People are almost always amazed at the small number of surveys needed to get a statistically valid and believable answer. What really surprises them is the number of surveys to be able to rely on a survey covering 500,000 homes versus one covering 5,000 homes. The second and third columns show how many additional surveys are needed to have more precision. Many political surveys shoot for an accuracy of plus or minus 3%, which looks like the second column. It’s rare to see somebody shoot for 1% accuracy since it requires such a large number of completed surveys.

The last element of a believable survey is good questions that are not biased. It’s easy to spot obviously biased questions. A survey that asks, “Don’t you just hate customer service at Comcast?” is biased, while the question, “How would you rate Comcast customer service on a scale of 1 to 5?” is not. A lot of bias in questions is more subtle, and the folks writing good surveys work hard to make sure that questions don’t lead respondents to specific responses.

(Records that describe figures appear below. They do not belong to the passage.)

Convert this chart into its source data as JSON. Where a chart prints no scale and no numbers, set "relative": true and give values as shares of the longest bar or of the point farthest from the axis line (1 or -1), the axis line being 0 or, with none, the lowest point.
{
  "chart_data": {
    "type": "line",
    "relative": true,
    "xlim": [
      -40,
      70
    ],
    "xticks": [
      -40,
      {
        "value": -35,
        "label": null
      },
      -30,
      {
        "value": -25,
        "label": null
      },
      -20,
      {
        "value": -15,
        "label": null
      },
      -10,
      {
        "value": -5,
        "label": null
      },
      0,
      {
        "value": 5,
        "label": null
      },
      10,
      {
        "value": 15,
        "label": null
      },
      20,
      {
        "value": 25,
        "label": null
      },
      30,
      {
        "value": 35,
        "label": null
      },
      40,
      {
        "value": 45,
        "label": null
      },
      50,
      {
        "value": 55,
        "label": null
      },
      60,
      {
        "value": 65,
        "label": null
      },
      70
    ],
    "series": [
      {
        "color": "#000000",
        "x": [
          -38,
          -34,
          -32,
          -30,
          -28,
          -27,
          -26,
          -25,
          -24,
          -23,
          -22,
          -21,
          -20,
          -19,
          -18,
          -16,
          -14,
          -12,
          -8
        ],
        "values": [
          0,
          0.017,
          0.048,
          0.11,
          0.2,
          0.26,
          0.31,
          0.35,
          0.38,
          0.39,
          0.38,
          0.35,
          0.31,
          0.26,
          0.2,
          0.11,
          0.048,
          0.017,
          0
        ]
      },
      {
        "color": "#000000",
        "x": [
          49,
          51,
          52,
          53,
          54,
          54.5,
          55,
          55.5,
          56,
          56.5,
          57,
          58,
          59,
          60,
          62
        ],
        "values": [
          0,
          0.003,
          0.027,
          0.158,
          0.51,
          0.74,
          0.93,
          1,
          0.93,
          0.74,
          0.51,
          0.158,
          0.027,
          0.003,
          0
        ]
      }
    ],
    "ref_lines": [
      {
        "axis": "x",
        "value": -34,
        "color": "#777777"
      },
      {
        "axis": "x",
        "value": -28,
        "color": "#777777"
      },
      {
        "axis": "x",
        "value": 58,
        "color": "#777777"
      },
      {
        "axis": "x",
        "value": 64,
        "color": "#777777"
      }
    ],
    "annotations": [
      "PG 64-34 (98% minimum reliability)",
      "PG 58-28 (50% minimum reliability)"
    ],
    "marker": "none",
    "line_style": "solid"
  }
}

A final element of believing surveys is the topic being covered. People are far more likely to give a false answer when asked about politics or religion than they are about being asked about their preference for a product or company. Professional survey companies say that nearly half of respondents lie about their incomes.

The surveys I mention in my blogs are all over the map in terms of accuracy and reliability. Very few of them describe the process of selecting respondents, and it’s likely that many of the surveys were not administered to a random sample of people. Many published surveys mention the number of surveys given, but don’t mention the universe of possible respondents and don’t report on the accuracy the survey supposedly measures. Many surveys don’t show the exact questions that were asked but instead summarize the results without being specific. The bottom line is that readers should always take survey results with a grain of salt.